Wednesday, May 30, 2012

Threatened by sunlight?

After the wettest April for a hundred years (and cold!) we were due some warmer weather. What we got in this land of extremes was a heat wave.

I have wanted for a while to show just how popular 'Battlefield' is with sun bathers and strollers; naturally, I am reluctant to intrude on people's privacy, so discretion and some longer range shots will suffice, I hope, to give something of the appeal this rapidly developing and popular open space (deliberately excluded from Newcastle City Council's Ouseburn 'green corridor' National Lottery bid); thirty five years ago this patch of uninteresting grass had a few stick saplings planted around it. A forlorn place I remember thinking.

Got that wrong, I am happy to say.

My title for this post is taken from verbal remarks made to me by a P.R. representative working on behalf of Metnor Group p.l.c., developers of the old paint factory site. He described the adjacent open space as "threatening".

Sunday, May 27, 2012

Beyond the pail ...

Groping along seeking shade from the pitiless sun — (Yes! A week after dreadful cold and dank weather, we now have Hades: The World Tour for our daily sufferings!) — I saw one of the recently planted street trees wilting. Who could blame it?


Wilted. It should look more like this below —


— a little more sprite and less limp.

Action was called for! I made up my mind to do the necessary and cart water to where it was needed. On the way I could marvel in the transformation wrought by a week of sunshine. The old place (Sandyford) looks positively Mediterranean, though somnambulent in the heat of a Sunday afternoon.

Firstly, the pail was filled and then carried to the thirsting sapling to revive it.





The watering tube is thoughtful. How many are ever used?




Streets emptied by sunlight. Later I guarantee the scent of flowers will give way to more pungent ones from barbecues.

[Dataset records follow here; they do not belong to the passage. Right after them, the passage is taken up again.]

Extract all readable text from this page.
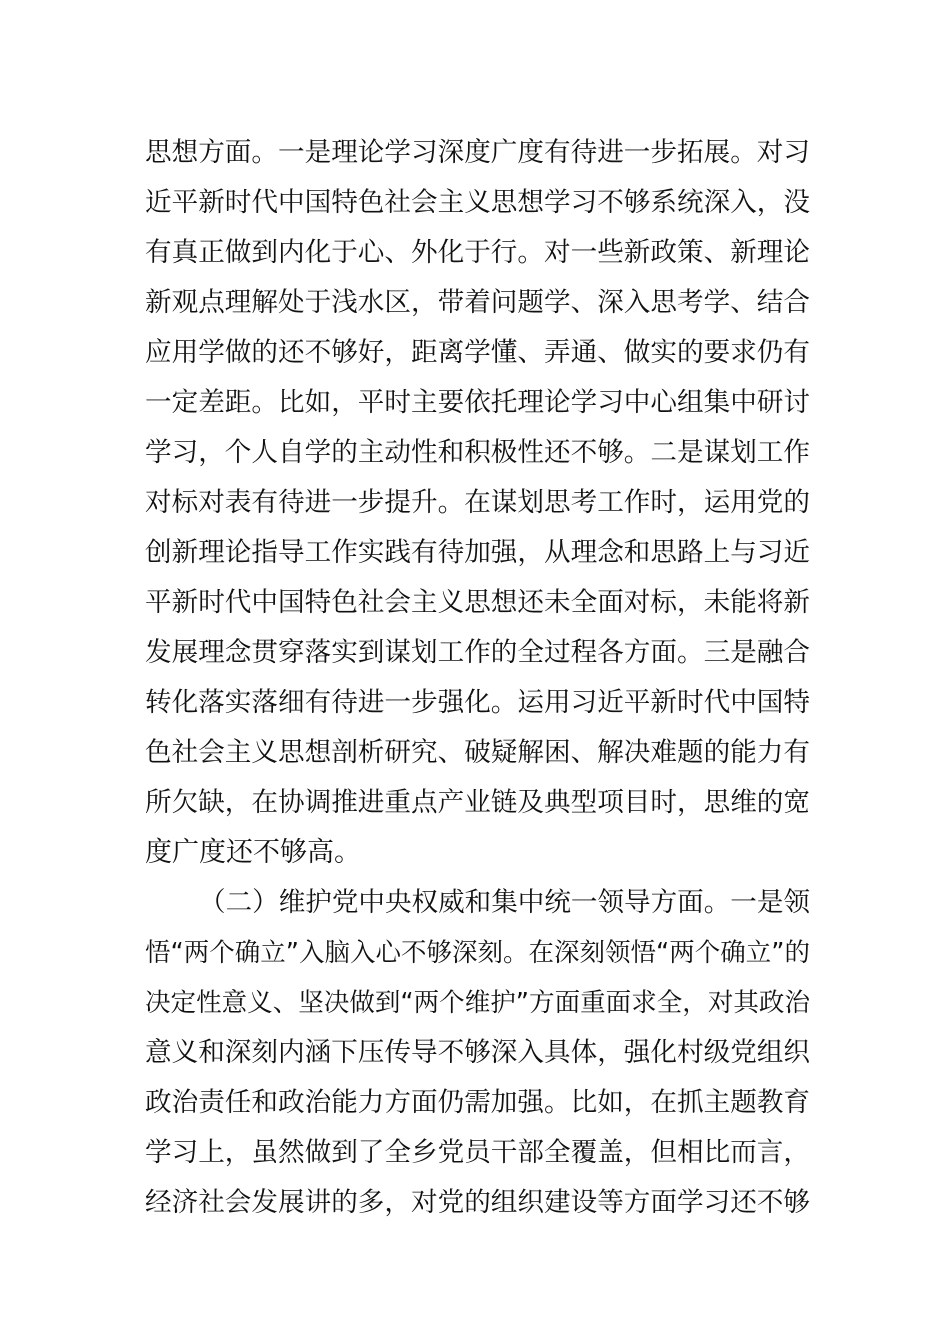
思想方面。一是理论学习深度广度有待进一步拓展。对习
近平新时代中国特色社会主义思想学习不够系统深入，没
有真正做到内化于心、外化于行。对一些新政策、新理论
新观点理解处于浅水区，带着问题学、深入思考学、结合
应用学做的还不够好，距离学懂、弄通、做实的要求仍有
一定差距。比如，平时主要依托理论学习中心组集中研讨
学习，个人自学的主动性和积极性还不够。二是谋划工作
对标对表有待进一步提升。在谋划思考工作时，运用党的
创新理论指导工作实践有待加强，从理念和思路上与习近
平新时代中国特色社会主义思想还未全面对标，未能将新
发展理念贯穿落实到谋划工作的全过程各方面。三是融合
转化落实落细有待进一步强化。运用习近平新时代中国特
色社会主义思想剖析研究、破疑解困、解决难题的能力有
所欠缺，在协调推进重点产业链及典型项目时，思维的宽
度广度还不够高。
（二）维护党中央权威和集中统一领导方面。一是领
悟“两个确立”入脑入心不够深刻。在深刻领悟“两个确立”的
决定性意义、坚决做到“两个维护”方面重面求全，对其政治
意义和深刻内涵下压传导不够深入具体，强化村级党组织
政治责任和政治能力方面仍需加强。比如，在抓主题教育
学习上，虽然做到了全乡党员干部全覆盖，但相比而言，
经济社会发展讲的多，对党的组织建设等方面学习还不够
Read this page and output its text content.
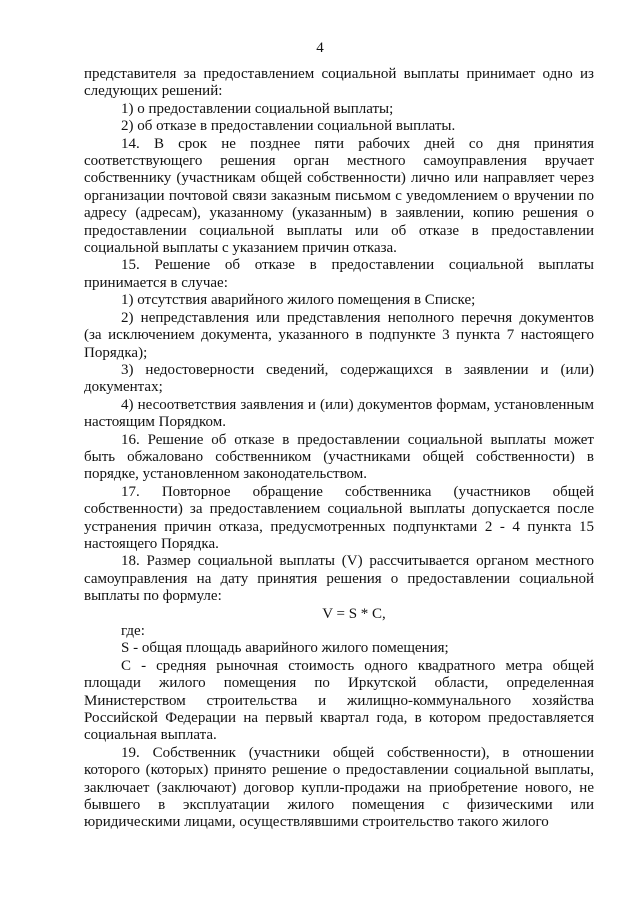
4

представителя за предоставлением социальной выплаты принимает одно из следующих решений:

1) о предоставлении социальной выплаты;

2) об отказе в предоставлении социальной выплаты.

14. В срок не позднее пяти рабочих дней со дня принятия соответствующего решения орган местного самоуправления вручает собственнику (участникам общей собственности) лично или направляет через организации почтовой связи заказным письмом с уведомлением о вручении по адресу (адресам), указанному (указанным) в заявлении, копию решения о предоставлении социальной выплаты или об отказе в предоставлении социальной выплаты с указанием причин отказа.

15. Решение об отказе в предоставлении социальной выплаты принимается в случае:

1) отсутствия аварийного жилого помещения в Списке;

2) непредставления или представления неполного перечня документов (за исключением документа, указанного в подпункте 3 пункта 7 настоящего Порядка);

3) недостоверности сведений, содержащихся в заявлении и (или) документах;

4) несоответствия заявления и (или) документов формам, установленным настоящим Порядком.

16. Решение об отказе в предоставлении социальной выплаты может быть обжаловано собственником (участниками общей собственности) в порядке, установленном законодательством.

17. Повторное обращение собственника (участников общей собственности) за предоставлением социальной выплаты допускается после устранения причин отказа, предусмотренных подпунктами 2 - 4 пункта 15 настоящего Порядка.

18. Размер социальной выплаты (V) рассчитывается органом местного самоуправления на дату принятия решения о предоставлении социальной выплаты по формуле:

V = S * C,

где:

S - общая площадь аварийного жилого помещения;

C - средняя рыночная стоимость одного квадратного метра общей площади жилого помещения по Иркутской области, определенная Министерством строительства и жилищно-коммунального хозяйства Российской Федерации на первый квартал года, в котором предоставляется социальная выплата.

19. Собственник (участники общей собственности), в отношении которого (которых) принято решение о предоставлении социальной выплаты, заключает (заключают) договор купли-продажи на приобретение нового, не бывшего в эксплуатации жилого помещения с физическими или юридическими лицами, осуществлявшими строительство такого жилого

A summering Herring Gull wafts past the few streaks that pass for clouds this week.


A clematis overpowers the heat with a gorgeous display, alas! too brief.


Nor bird would sing, nor lamb would bleat,
   Nor any cloud would cross the vault,
But day increased from heat to heat,
   On stony drought and steaming salt;


— from Mariana in the South by Tennyson

Wednesday, May 16, 2012

Springing Up

One welcome new initiative locally has been to re-plant 'lost' street trees.


Lost is an euphemism, obviously. They got run over by cars. The newly planted trees now come with some protection - not much, - but better than none. Hopefully this will work at least until the trees are established.

A surprising common complaint among locals, those that can be bothered to respond (some give me the impression they live for little else) is trees: The leaves are litter in the autumn; the shade is too over powering; or they simply get in the way of cars ...

Most of the newly planted trees are a species of Sorbus, 'Whitebeams', and are of a modest size when fully grown. In the autumn their bright red berries attract birds. I once watched a flock of Waxwings, largish and attractive plumaged visitors from far Scandinavia, bouncing around one of the few mature trees in this very street.